Water debts written off


PUTRAJAYA: The Federal Government will be writing off outstanding water debts of states, amounting to RM3.8bil incurred between 2001 and 2018, says Prime Minister Tun Dr Mahathir Mohamad.

“This is to encourage states to speed up restructuring of their water services.

“We want to ease the financial burden faced by states and to ensure people enjoy long-term benefits from efficient water services,” he said after chairing the National Finance Council meeting at the Finance Ministry yesterday.

The meeting was attended by Deputy Prime Minister Datuk Seri Dr Wan Azizah Wan Ismail, Finance Minister Lim Guan Eng as well as chief ministers and mentris besar.

The Prime Minister also announced that future rural water supply projects would no longer be financed via soft loans from the Federal Government.

Instead, such projects would be financed by grants from the Rural Development Ministry.
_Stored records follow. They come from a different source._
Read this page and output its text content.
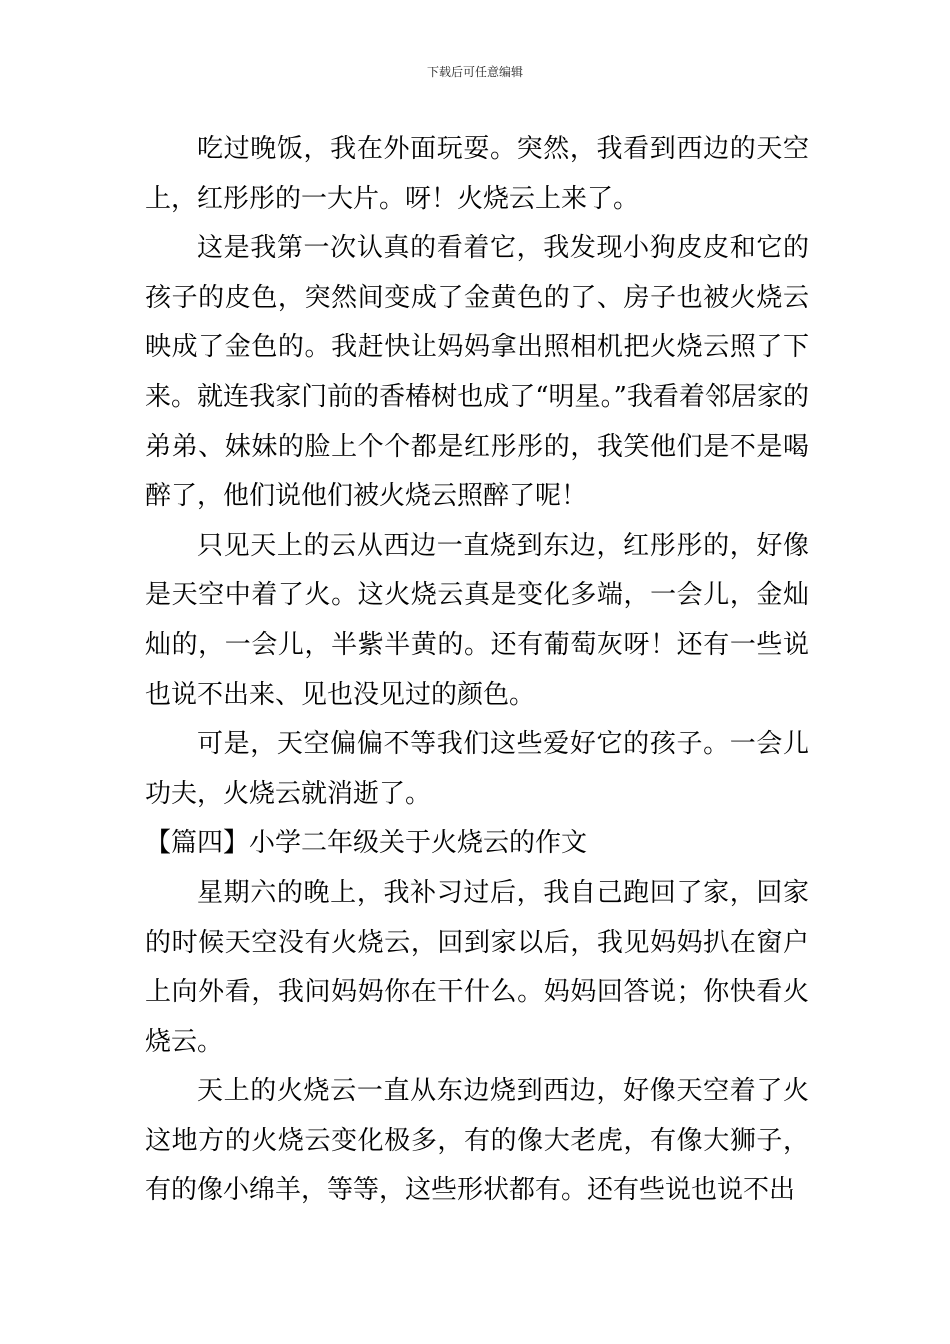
下载后可任意编辑

吃过晚饭，我在外面玩耍。突然，我看到西边的天空上，红彤彤的一大片。呀！火烧云上来了。

这是我第一次认真的看着它，我发现小狗皮皮和它的孩子的皮色，突然间变成了金黄色的了、房子也被火烧云映成了金色的。我赶快让妈妈拿出照相机把火烧云照了下来。就连我家门前的香椿树也成了“明星。”我看着邻居家的弟弟、妹妹的脸上个个都是红彤彤的，我笑他们是不是喝醉了，他们说他们被火烧云照醉了呢！

只见天上的云从西边一直烧到东边，红彤彤的，好像是天空中着了火。这火烧云真是变化多端，一会儿，金灿灿的，一会儿，半紫半黄的。还有葡萄灰呀！还有一些说也说不出来、见也没见过的颜色。

可是，天空偏偏不等我们这些爱好它的孩子。一会儿功夫，火烧云就消逝了。

【篇四】小学二年级关于火烧云的作文

星期六的晚上，我补习过后，我自己跑回了家，回家的时候天空没有火烧云，回到家以后，我见妈妈扒在窗户上向外看，我问妈妈你在干什么。妈妈回答说；你快看火烧云。

天上的火烧云一直从东边烧到西边，好像天空着了火这地方的火烧云变化极多，有的像大老虎，有像大狮子，有的像小绵羊，等等，这些形状都有。还有些说也说不出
The meeting also discussed the distribution of tourism tax and decided that revenue would be shared 50-50 between the Federal Government and states.

Dr Mahathir said with half of the revenue given to the states, the money could be used to help improve tourism infrastructure and for them to carry out promotional activities.

The government charges a flat rate of RM10 per room per night on foreign tourists. The tax was introduced in September 2017.

Warm welcome: Dr Mahathir arriving at the National Finance Council meeting in Putrajaya. — AP

On the issue of toll, Dr Mahathir again acknowledged that the move would be a burden to the government, despite Pakatan Harapan’s pledge to have it abolished.

He said to free the North-South Expressway of toll, as an example, would cost the government RM30bil.

“The money can be better spent to pay debts. This in return will ease the government’s financial burden,” he said.

Dr Mahathir was asked about the views of Tun Daim Zainuddin who said the Pakatan government, in its second year, should focus on issues affecting the people.

The Council of Eminent Persons chairman said they included affordable housing, cost of essential goods and reduction of toll rates.

“The government is getting feedback from the private sector on how toll rates can be reduced. But we have not decided on anything yet,” said Dr Mahathir.

On whether Felda settlers would be given Hari Raya bonus, the Prime Minister did not know because the matter was not discussed at the meeting.

“You have to ask Azmin,” he said, referring to the Economic Affairs Minister.

On May 22, Datuk Seri Azmin Ali said that the government had no intention to give “duit raya” to 112,635 Felda settlers due to financial constrains.

He said the government’s priority would be on providing Cost of Living and Advance on Produce incentives for the settlers before Aidilfitri.